With all the other stuff your eye care practice needs to handle, do you really need to worry that much about all those complicated HIPAA security guidelines?
The answer is yes. You do need to take security steps, and no, you just can’t leave everything to your IT vendors. Fines for security incidents can quickly climb into the millions, and the loss of your practice’s good reputation is incalculable.
Many physician practices are complying with the HIPAA Privacy Rule, and most know enough to require patients to sign a Notice of Privacy Practices. The HIPAA Security Rule is a bigger challenge. Alarmingly, many practices aren’t complying with the rule, and they’re putting themselves at huge risk in the event of an audit or breach. Is your eye care practice one of them?
Comply With These Three Main Components of the HIPAA Security Rule:
If you’re like most physician practices, it’s highly likely you’re not doing enough to comply with federal and state security regulations. You must take a long, hard look at the security situation in your own practice, and an equally long, hard look at any vendor that handles PHI from your practice. It’s not enough to simply assess risks. You must take concrete actions and document those actions to protect your practice during a security audit or breach.
- Designate someone as your practice’s security officer and define the duties in writing. You can integrate this role with an existing compliance or IT role, as long as you spell out requirements in the job description.
- Assess your risks and develop a corrective action plan. The HIPAA Security Rule requires this step, and you should document everything you do.
- Actually do the things you outline in the corrective action plan. If an OCR auditor looks at a risk assessment from this year and a risk assessment from the previous year and they are exactly the same, that’s a strong indicator that your practice isn’t actually doing anything about security compliance.
- Teach your clinicians and staffers about cybersecurity compliance. If you don’t have a cybersecurity training program at your practice, get it going immediately and document your efforts. Don’t forget to include HIPAA privacy and security training in your onboarding process for new employees.
- Make certain that your business associates (BAs) are keeping PHI secure. The usual suspects are EHR companies, practice management software vendors, and billing companies, but even a janitorial service that cleans your office is a potential BA.
Almost half (48 percent) of healthcare providers reported that the root cause of medical identity theft was unintentional employee action, according to a2016 survey by the Ponemon Institute.
- Make sure you’ve safeguarded your office areas and workstations from unauthorized users. Protect workstations that process, transmit or store PHI. You can use physical locks, electronic keys, or some combination of these and other methods.
- If your clinicians or staffers access PHI from mobile devices, make sure you have a policy that keeps these devices secure. Not sure where to start? Here are some common-sense recommendations from the HHS office of the National Coordinator for Health Information Technology (ONC):
- Set strong passwords: Always use a password or other user authentication on mobile devices.
- Encrypt: Install and enable encryption to protect health information stored or sent by mobile devices.
- Use automatic log off: Also, make sure your mobile device requires a unique user ID for access.
- Enable remote wipe: Install and activate wiping and/or remote disabling to erase the data on your mobile device if it is lost or stolen.

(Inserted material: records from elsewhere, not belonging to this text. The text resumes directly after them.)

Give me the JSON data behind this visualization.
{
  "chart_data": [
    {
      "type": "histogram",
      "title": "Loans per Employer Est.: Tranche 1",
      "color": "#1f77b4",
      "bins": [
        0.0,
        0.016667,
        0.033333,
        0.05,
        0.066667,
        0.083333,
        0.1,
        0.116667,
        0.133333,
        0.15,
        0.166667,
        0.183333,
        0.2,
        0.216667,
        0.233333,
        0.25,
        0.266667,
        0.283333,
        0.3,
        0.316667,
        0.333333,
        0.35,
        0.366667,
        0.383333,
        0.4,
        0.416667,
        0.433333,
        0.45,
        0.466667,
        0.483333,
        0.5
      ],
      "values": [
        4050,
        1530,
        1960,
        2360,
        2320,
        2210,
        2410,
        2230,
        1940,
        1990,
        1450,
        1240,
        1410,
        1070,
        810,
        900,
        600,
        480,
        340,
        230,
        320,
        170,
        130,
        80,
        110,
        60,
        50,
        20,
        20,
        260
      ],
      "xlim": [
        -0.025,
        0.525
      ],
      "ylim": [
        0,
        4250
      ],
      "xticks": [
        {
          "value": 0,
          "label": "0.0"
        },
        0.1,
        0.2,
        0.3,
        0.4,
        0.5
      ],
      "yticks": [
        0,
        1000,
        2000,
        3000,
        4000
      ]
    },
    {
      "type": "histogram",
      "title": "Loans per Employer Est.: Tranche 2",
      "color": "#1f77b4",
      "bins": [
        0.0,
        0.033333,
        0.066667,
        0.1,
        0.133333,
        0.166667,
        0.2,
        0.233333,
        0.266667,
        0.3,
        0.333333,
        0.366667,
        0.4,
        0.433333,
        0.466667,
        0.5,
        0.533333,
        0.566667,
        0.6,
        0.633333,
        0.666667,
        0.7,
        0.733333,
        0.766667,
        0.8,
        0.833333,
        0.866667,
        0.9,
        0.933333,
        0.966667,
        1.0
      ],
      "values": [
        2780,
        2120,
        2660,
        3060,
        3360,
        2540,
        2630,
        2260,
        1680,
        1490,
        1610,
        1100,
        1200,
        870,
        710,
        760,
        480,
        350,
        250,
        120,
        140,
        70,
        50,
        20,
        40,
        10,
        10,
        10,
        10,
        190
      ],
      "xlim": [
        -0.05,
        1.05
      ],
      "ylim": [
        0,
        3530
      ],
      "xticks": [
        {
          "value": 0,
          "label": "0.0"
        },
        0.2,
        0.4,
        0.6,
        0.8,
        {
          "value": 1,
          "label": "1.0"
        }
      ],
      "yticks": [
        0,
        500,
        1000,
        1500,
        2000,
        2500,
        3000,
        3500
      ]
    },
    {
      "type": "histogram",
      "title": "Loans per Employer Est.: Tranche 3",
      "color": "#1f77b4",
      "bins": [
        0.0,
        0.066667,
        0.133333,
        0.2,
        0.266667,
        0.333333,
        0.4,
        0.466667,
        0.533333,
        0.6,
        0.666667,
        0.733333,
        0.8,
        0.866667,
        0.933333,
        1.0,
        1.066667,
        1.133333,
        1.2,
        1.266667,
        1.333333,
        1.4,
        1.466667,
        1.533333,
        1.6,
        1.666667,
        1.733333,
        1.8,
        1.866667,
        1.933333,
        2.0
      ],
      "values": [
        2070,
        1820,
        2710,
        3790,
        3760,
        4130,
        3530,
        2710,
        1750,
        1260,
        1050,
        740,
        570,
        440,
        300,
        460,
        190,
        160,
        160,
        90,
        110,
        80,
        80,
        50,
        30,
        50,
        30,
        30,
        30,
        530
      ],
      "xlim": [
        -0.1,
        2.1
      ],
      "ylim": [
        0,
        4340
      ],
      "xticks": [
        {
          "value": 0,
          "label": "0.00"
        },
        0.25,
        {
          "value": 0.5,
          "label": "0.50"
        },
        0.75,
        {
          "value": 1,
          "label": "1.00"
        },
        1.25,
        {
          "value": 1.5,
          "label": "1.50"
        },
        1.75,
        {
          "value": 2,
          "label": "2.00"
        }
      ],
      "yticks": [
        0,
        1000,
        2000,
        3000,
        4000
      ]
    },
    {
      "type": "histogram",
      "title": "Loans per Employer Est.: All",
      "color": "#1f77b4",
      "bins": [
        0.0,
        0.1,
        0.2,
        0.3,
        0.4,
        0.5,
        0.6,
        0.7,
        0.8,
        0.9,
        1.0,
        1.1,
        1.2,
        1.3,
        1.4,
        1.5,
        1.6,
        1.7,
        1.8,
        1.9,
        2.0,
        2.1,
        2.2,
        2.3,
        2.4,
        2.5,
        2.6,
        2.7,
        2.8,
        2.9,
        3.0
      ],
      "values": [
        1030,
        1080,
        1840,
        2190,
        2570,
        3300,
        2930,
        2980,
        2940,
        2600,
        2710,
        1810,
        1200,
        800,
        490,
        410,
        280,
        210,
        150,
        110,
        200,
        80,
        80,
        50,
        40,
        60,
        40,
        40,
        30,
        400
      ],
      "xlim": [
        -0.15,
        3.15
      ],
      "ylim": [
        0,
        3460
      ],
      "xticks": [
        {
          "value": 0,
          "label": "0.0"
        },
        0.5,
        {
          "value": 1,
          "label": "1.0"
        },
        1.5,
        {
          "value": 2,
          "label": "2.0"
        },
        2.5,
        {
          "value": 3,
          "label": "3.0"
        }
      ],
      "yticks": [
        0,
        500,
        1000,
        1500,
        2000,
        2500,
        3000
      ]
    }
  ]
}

- Keep the device with you: Maintain physical control of your mobile device. Know where it is at all times to limit the risk of unauthorized use.
- Use a screen shield: Also, don’t share your mobile device with anyone, and lock the device when not in use.
- nstall a firewall: Install and enable a firewall to block unauthorized access.
- Use a secure Wi-Fi connection: Use adequate security to send or receive health information over public Wi-Fi networks.
- Employ security software: Install and enable security software to protect against malicious applications, viruses, spyware, and malware-based attacks. Keep you security software up-to-date.
- Research mobile applications before downloading: Disable and do not install or use file-sharing applications.
- Use proper disposal methods: Delete all stored health information on your mobile device before discarding it.
Having technical trouble with your EHR? Think twice before you send a screenshot to the help desk to help the support person understand your problem. Unless you’re on an encrypted email system, anyone can grab the PHI in that screenshot and you’ve got a HIPAA violation on your hands.
- Make sure you’ve safeguarded your systems from unauthorized users. When it comes to technical safeguards, many physician practices fall very, very short. If you are on a client server, you should have at least some of the safeguards listed below. If you are on a cloud, your vendor should be employing these methods to protect PHI:
- Firewalls prevent intruders, inspect all incoming messages, and determine whether to permit those messages. If your practice uses a Local Area Network (LAN), it should have hardware firewalls. If you use an internet service, your provider should provide firewalls as part of the package.
- Anti-virus, anti-malware, anti-ransomware software uses systematic scans to protect the network
- User behavior analytic systems (UBA) monitor user behavior and alert information security team of suspicious activity on the network.
- Encryption systems encrypt data while at rest and in transit.
- Back up your data. Back up and store PHI in secondary, secure locations. It will protect your practice and your patients in the event of a ransomware attack or natural disaster. You should test your backup systems periodically to make sure they can restore data properly. Backup precautions ensure that your clinicians can retrieve exact copies of PHI even when primary systems are disabled.